Figure 1: Treasury 3 month yield (blue), 2 year yield (brown), 5 year yield (green), and 10 year yield (red), all in %. Pink dashed lines at CPI release dates. Source: Treasury via FRED.
The sharp jump in yields particularly between 3 months and 2 years suggests a faster increase in short rates than previously anticipated by the market.
At the same time, real rates are rising, as measured by TIPS yields (which recall incorporate liquidity premia).
Figure 2: TIPS 5 year yield (green), and 10 year yield (red), all in %. Pink dashed lines at CPI release dates. Source: Treasury via FRED.
Implied expected inflation over the next five years — both current and for five years from now — increased, by 3 bps.
Figure 3: Five year inflation breakeven calculated using 5 year Treasury minus 5 year TIPS yields (blue), five year expected inflation (brown), and five year five year forward inflation breakeven (green). Pink dashed lines at CPI release dates. Source: Treasury via FRED, Kim, Walsh and Wei (2019) following D’amico, Kim and Wei (DKW) accessed 2/10/2022, and author’s calculations.

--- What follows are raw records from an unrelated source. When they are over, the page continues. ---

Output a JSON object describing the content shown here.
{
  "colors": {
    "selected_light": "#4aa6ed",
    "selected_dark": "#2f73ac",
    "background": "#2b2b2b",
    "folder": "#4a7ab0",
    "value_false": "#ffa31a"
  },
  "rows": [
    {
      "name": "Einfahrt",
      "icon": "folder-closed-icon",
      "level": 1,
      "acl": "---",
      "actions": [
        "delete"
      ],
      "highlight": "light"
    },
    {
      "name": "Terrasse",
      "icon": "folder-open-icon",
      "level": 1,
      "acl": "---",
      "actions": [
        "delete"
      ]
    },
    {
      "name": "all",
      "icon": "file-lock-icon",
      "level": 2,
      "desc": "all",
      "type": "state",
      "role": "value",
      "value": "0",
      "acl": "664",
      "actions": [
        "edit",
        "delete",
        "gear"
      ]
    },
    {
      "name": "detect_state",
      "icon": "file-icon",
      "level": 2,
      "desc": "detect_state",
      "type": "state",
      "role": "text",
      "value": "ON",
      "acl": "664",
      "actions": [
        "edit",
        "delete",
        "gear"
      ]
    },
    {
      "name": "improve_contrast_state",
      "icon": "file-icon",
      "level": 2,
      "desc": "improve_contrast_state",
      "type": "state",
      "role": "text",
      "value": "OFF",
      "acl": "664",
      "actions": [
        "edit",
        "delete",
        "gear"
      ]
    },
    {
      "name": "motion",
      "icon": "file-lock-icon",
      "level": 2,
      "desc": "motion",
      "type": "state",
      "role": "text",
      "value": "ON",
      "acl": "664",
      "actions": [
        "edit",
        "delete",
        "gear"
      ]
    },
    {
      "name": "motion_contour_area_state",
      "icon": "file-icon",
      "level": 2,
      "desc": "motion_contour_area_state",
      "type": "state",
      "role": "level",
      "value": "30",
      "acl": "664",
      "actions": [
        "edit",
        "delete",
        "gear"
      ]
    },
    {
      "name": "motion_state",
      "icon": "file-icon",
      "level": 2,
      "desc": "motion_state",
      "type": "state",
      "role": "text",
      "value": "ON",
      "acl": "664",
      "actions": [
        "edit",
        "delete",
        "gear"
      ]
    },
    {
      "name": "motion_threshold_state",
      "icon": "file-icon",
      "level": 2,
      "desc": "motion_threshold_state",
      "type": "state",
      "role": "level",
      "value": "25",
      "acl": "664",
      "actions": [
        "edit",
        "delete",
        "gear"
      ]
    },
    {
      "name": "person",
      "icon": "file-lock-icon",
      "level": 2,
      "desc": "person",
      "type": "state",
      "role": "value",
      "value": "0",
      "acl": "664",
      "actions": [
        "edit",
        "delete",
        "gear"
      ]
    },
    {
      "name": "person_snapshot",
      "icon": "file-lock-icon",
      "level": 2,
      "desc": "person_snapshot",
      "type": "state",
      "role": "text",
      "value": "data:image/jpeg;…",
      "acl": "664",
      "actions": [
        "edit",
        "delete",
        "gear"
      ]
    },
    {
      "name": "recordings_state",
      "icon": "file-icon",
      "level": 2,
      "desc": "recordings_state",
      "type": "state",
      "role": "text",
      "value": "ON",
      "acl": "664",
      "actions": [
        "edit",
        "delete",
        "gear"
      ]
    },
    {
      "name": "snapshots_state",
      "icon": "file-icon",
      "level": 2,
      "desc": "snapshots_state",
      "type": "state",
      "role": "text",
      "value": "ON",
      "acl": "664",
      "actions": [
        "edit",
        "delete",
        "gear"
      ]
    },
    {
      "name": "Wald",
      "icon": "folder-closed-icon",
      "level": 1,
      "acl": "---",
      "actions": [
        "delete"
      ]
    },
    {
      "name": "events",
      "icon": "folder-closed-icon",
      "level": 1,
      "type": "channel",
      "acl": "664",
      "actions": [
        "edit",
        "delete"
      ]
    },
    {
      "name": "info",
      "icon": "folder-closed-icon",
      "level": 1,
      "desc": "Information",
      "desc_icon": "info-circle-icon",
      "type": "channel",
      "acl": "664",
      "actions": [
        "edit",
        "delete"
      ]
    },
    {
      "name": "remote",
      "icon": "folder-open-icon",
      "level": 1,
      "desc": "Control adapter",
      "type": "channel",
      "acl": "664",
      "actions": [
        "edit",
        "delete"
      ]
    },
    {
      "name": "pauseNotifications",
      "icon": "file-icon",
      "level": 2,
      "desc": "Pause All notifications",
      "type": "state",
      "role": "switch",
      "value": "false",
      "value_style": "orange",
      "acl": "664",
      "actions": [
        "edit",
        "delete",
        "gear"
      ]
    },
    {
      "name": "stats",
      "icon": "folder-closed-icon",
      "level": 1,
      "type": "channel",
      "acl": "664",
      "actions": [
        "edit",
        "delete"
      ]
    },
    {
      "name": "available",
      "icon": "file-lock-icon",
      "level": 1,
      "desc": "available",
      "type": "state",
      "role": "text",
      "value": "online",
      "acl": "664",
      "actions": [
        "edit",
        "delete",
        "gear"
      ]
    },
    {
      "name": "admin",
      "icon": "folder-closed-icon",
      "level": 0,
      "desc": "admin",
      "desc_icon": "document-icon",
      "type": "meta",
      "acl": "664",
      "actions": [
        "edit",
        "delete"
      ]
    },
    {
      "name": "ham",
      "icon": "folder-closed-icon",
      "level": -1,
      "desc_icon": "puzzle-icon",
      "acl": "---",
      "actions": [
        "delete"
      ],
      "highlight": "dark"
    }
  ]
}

Given how estimated expected inflation after accounting for risk and liquidity premia (per Kim, Walsh and Wei) differ from the unadjusted inflation breakevens, one has to be cautious about making inferences from these movements, particularly such small ones.
Finally, even with the long yield rising, the term spread shrank by 5 bps.
Figure 4: Treasury 3 month yield (blue, left scale), 10 year – 3 month spread (brown, right scale), all in %. Pink dashed lines at CPI release dates. Source: Treasury via FRED, and author’s calculations.
While this yield curve flattening suggests market expectations of deceleration, it needs to be kept in perspective. The current spread is about the same as it was in March of 2021.